Blue Sky provided its 3D computer models of the characters to Thinkwell, allowing the company's designers to do CNC carvings for the audio-animatronics instead of traditional hand sculpting. 50 animatronics were designed for the ride. Thinkwell co-founder Craig Hanna flew to New York and met with Lori Forte, John C. Donkin, Chris Meledandri and Chris Wedge, the producers and director of the films. Thinkwell's designers worked with Blue Sky's animators to pose the characters from the film for the ride. Thinkwell sent a team to Movie Park Germany, where they worked on-site in temporary offices provided by the park. They developed the initial concepts in one week, including the layout, storyboards, scene descriptions and script, and gave the full presentation to executive management. On the night of 18 March 2005, Thinkwell installed and wired the animatronics in place of the Looney Tunes Adventure animatronics in time for Movie Park Germany's opening on 19 March. Garner Holt Productions also participated in the ride's design.
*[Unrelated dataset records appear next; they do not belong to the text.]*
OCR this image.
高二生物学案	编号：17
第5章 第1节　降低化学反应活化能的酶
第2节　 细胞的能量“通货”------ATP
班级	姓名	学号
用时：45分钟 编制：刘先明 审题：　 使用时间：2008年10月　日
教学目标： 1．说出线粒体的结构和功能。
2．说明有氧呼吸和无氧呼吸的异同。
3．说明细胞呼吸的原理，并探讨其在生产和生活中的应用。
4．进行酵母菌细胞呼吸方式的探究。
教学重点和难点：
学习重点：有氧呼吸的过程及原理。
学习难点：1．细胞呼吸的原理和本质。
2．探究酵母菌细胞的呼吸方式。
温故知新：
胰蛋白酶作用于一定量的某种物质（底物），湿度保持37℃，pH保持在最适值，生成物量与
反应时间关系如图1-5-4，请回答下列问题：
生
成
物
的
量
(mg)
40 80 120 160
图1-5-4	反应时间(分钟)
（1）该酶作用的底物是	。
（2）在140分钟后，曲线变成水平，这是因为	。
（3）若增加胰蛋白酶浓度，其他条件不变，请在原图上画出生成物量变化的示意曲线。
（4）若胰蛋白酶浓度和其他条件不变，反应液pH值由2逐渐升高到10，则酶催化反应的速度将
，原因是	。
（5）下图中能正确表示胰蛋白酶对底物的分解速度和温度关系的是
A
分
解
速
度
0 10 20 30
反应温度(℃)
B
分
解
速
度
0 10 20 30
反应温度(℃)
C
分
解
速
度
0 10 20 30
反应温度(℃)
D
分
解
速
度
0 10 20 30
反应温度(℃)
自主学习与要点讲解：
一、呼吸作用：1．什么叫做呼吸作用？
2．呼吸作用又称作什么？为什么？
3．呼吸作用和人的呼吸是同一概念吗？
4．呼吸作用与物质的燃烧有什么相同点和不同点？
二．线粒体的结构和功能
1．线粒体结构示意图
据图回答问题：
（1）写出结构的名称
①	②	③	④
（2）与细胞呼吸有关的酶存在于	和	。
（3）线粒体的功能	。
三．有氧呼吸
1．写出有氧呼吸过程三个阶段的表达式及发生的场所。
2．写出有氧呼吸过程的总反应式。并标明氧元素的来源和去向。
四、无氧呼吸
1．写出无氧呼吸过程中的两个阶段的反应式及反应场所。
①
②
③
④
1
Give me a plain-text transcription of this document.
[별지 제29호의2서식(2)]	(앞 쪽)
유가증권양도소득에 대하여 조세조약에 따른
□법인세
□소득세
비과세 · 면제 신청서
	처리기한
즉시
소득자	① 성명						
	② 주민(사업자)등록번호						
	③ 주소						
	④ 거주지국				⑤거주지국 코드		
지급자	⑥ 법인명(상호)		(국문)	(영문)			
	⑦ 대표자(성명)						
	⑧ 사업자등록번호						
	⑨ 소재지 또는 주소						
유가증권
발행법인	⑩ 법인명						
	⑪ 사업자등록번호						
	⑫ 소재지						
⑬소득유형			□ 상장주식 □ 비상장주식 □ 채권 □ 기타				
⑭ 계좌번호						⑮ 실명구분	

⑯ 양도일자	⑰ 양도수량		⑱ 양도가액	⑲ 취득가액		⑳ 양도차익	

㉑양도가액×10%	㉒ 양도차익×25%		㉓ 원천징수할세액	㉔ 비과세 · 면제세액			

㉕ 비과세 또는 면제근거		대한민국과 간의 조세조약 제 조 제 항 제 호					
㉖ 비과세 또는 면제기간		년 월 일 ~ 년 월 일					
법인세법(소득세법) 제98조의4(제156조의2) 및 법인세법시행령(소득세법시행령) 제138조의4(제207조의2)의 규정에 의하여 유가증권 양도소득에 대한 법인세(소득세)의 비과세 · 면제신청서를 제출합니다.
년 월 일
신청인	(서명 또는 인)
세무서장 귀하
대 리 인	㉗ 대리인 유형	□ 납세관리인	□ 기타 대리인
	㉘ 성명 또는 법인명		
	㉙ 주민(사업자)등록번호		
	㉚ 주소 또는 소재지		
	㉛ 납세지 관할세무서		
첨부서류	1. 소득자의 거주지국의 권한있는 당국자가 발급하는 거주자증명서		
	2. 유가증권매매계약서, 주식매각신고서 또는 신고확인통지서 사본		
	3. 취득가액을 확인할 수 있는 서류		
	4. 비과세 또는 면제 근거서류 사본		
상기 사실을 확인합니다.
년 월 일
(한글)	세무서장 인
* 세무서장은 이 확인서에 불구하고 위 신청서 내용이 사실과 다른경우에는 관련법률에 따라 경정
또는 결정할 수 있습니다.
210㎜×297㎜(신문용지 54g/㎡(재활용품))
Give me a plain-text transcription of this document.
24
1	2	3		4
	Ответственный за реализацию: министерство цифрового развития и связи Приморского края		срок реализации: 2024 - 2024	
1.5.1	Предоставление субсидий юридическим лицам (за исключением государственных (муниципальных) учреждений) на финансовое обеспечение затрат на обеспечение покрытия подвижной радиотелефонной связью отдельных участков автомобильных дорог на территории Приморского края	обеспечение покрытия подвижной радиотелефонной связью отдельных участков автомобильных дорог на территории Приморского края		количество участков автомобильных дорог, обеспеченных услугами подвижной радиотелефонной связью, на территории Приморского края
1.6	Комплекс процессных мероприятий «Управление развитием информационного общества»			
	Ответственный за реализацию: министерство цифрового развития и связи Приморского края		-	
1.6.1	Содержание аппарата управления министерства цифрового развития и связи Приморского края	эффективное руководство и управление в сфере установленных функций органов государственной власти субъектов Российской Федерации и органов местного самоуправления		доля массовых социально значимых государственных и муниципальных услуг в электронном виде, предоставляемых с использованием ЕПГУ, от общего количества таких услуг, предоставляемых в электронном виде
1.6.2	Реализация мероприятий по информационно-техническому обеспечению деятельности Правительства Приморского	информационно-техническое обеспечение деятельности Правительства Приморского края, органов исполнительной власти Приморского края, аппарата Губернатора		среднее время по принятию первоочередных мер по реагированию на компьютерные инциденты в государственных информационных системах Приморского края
Thinkwell was prohibited from licensing the soundtrack from Ice Age, so they hired Jean-Francois Cote, a composer from Cirque du Soleil, to compose their own soundtrack for the ride, which, while reminiscent of the film, was actually a whole new piece. They also hired Rainer Doering, Tom Deininger, Michael Telloke, Rainer Fritzsche and Gerald Schaale to provide the characters' voices in the ride, since the voice actors from the German release of Ice Age, such as Otto Waalkes (who voiced Sid), were too expensive. The ride's special effects included a snow flurry, explosive steam geysers, fissure eruptions, and blasts of heat and cold. The audio, special effects and lighting system vendors were project managed by Philip Hartley and Annika Oetken. It was announced at the 12th Annual Thea Awards, at IAAPA 2005, that Ice Age Adventure had won the Outstanding Achievement Award in the category of "Limited Budget/Refurbishment". The award's presentation to Thinkwell was made at the Thea Awards Gala on 18 March 2006.

==See also==
- Looney Tunes River Ride, another now defunct water ride with a German version from which the ride was rethemed.